1936’da yayınladığı Manifesto’da Banna, laikliğin, İslamın dinden uzaklaşması olduğunu vurguluyor, siyasal partilerin yasaklanmasını ve ordunun İslamcı bir cihad ordusu olmasını istiyordu.
VURUCU GÜÇLER
1943 yılında 1000 kişilik gizli bir vurucu güç oluşturuldu. Bu güç, sinema ve tiyatroları bombalıyor, Yahudilere saldırıyor, solcu ve milliyetçilere suikast düzenliyorlardı. 1948’de ünlü bir yargıç olan Ahmetel Hazidar, ardından da Başbakan Muhammet Nukrasi öldürüldü.
Nasır’ın Süveyş Kanalını devletleştirmesinden sonra, Biraderler direnişlerini yaygınlaştırdılar. 1954’te darbe girişiminde bulundular. İngilizlerle işbirliği içerisindeki bu girişim, başarısızlıkla sonuçlandı. Liderlerinin büyük bir bölümü Suudi Arabistan’a kaçtı. Suudlar bunlara okullarda ve üniversitelerde iş verdiler. Binden fazla Birader tutuklandı, lider konumundaki altı kişi idam edildi.
Nasır’ın ölümünden sonra eski bir Müslüman Kardeşler üyesi kimliğiyle iktidara gelen Sedat, örgütü umutlandırmıştı. Sedat’ın Nazi Almanlar hesabına da çalıştığı bilinmekteydi.
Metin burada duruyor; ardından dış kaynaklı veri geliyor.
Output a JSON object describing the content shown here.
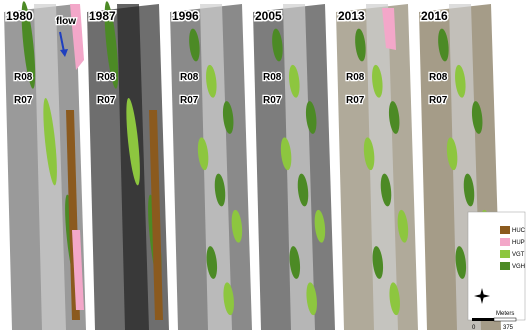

Sedat iktidara gelir gelmez, Nasır’ın izlemiş olduğu “tarafsız” politikalar hemen terk edildi. “Açık kapı” siyaseti benimsenerek ABD politikaları uygulama alanına konuldu. İnançlı bir müslüman, yeminli bir komünizm düşmanı olduğunu kanıtlamak için Sedat, Nasır döneminde hapsedilen Müslüman Kardeşler örgütü üyelerini serbest bıraktı.
EL DAVA
Örgüt El Dava (Çağrı) adlı yayın organları ile düşüncelerini yayıyordu. Tirajı 78 000 olan El Dava kendine dört “düşman” seçmişti:
Batı Hıristiyanlığı, komünizm, “Atatürk’ün laikliği” ve Siyonizm. Bütün haber ve yorumlar bu dört düşman temelinde oluşturuluyordu. (Armstrong, s. 290)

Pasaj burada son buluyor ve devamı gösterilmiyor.